Faten reviewed all the covenants and winnowed them down to six. It then entered a long and complex negotiation with each of the lenders to see if they could accept the new covenants.

The project was supposed to last just a couple of months, but it ended up taking close to a year. Each lender had to check the proposals with their risk committee, then went back to Faten, which took the lender’s demands into account before checking with each of the other 16 lenders, who repeated the process.

Crisis-proof conditions

The political situation in the West Bank and Gaza is complicated, and crises are frequent. “We don’t control our borders, like the border between Jordan and Palestine, or the sea borders, or borders with other countries around us, like Lebanon and Syria,” Ghannam says. “This makes it difficult for export and import between us and other countries.”

Faten provides loans to microenterprises and small businesses, which may not have the resources to absorb currency fluctuations while they wait for their exports to be processed. “It takes a lot of time for them to export their products,” Ghannam says.

So when the covenants were being renegotiated, it was also important that lenders understand the instability inherent in Faten’s business.

All of the lenders eventually made compromises, and all 17 ended up adopting the same six covenants.
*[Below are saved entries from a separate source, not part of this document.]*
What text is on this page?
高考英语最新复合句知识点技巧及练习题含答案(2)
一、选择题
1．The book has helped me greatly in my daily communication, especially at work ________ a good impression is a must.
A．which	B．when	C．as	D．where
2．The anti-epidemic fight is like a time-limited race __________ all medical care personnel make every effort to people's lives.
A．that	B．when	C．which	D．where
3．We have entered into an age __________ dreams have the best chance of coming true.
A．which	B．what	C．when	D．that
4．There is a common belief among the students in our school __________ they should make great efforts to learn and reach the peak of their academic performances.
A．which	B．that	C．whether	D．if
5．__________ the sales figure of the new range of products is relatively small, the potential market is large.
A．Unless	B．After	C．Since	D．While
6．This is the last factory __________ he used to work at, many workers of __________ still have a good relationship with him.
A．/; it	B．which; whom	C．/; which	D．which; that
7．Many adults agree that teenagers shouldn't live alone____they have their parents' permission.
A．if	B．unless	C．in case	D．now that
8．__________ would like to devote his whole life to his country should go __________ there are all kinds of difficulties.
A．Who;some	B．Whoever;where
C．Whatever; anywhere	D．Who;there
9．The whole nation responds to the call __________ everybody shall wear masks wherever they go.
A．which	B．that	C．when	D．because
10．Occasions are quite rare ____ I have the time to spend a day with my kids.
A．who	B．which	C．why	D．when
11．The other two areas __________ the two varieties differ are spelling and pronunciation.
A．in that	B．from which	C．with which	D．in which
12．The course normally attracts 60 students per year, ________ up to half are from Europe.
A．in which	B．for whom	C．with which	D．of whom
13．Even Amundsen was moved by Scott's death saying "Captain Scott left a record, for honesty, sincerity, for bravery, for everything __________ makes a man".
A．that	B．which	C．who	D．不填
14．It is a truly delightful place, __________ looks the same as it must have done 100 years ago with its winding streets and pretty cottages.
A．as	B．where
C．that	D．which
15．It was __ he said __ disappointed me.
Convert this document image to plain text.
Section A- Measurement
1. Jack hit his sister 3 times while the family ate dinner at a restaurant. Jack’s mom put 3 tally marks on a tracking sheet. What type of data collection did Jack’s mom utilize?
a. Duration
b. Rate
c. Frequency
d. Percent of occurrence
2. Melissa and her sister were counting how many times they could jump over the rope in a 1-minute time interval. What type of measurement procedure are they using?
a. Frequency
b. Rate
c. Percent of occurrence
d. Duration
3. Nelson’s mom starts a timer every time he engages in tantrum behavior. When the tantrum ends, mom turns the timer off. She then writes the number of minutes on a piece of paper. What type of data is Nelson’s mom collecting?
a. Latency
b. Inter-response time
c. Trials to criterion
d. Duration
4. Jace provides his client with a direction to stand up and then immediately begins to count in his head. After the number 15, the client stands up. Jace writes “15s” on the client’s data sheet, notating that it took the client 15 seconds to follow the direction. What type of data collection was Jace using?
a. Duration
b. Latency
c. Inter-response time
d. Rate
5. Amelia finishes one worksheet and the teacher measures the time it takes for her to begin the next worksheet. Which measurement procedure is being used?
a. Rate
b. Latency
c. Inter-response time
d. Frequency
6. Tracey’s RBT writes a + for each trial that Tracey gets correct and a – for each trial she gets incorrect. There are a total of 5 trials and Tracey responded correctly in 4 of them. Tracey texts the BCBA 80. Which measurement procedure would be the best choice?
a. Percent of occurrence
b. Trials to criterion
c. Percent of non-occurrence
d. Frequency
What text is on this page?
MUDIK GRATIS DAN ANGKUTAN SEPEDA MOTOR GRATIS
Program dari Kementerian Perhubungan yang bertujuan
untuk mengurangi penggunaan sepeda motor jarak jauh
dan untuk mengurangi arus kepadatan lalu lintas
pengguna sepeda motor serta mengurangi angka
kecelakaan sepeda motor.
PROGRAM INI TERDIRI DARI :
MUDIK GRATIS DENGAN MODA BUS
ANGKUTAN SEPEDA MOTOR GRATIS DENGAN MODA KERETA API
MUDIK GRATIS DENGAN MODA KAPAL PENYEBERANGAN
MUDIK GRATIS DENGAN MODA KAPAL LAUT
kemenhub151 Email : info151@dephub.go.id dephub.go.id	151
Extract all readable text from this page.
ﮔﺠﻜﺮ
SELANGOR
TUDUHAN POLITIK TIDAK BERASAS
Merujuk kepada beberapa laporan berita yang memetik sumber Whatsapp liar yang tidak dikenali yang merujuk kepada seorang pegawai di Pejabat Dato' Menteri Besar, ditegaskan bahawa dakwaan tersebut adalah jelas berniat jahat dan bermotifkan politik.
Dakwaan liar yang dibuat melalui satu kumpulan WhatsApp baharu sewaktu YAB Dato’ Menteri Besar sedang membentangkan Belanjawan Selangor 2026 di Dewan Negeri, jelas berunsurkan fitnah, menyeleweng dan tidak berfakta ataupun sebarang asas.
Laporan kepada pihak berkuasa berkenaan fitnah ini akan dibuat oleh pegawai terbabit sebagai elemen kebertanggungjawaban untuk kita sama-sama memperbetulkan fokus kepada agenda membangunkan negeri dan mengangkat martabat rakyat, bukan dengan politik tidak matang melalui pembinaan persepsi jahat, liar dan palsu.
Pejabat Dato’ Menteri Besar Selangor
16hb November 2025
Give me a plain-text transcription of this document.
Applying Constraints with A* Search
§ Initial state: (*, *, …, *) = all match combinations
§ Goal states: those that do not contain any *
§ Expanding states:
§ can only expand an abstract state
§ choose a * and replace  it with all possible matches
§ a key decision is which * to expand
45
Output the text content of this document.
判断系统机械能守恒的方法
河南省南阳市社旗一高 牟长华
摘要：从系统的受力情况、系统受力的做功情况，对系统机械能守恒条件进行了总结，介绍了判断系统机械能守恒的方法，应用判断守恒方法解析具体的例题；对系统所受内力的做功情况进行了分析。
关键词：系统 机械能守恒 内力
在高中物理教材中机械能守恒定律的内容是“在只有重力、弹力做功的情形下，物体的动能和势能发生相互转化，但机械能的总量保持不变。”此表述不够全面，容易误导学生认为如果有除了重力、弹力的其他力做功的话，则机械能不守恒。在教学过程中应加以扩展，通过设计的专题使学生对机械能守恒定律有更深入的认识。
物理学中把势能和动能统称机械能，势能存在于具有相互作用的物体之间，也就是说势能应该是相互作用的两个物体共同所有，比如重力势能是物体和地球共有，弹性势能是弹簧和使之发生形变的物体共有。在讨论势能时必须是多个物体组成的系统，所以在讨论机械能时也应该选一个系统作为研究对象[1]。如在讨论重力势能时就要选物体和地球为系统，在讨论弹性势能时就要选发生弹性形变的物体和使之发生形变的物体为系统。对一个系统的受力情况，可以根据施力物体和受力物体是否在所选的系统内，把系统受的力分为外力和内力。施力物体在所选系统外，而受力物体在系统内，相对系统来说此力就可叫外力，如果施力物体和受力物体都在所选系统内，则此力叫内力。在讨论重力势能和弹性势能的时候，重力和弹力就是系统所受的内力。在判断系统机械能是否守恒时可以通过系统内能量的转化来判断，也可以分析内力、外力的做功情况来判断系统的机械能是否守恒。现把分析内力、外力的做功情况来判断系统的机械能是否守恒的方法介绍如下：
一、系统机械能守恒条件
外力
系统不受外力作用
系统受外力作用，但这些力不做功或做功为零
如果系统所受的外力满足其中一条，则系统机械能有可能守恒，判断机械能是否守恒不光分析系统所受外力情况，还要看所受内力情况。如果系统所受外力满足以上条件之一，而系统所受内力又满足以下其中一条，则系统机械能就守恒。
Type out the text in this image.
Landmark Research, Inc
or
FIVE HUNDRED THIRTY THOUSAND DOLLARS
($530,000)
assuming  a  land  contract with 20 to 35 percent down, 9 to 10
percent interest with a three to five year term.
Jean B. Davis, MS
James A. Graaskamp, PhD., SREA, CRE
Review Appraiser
Once the initiative was completed, the EIB was able to release the $8 million. Since the disbursement in July, Faten has added three new lenders, which also agreed to the same six covenants.

The Bank’s technical assistance team hopes it might be possible to replicate the initiative at other microfinance institutions in crisis-hit economies.



Lab Tech looks to the future

>@Shua’a Yassin
© Shua’a Yassin

With the loans Lab Tech received from Faten, Shua’a Yassin was able to buy a variety of specialised lab machines to conduct hormonal and molecular tests. He used the latest $30 000 to buy real-time PCR testing equipment in February.

“Now we are looking for devices that are not found in our community, like next generation sequencing, and more special instruments that work on human DNA,” he says. “We are looking to find funding for that.”

Currently genetic sequencing tests need to be sent out to Israel, Jordan or Europe. “It takes between 20 days to a month to get the results,” Yassin says. “If we had the instruments, it would be quicker.”

 

* This designation shall not be construed as recognition of a State of Palestine and is without prejudice to the individual positions of the Member States on this issue.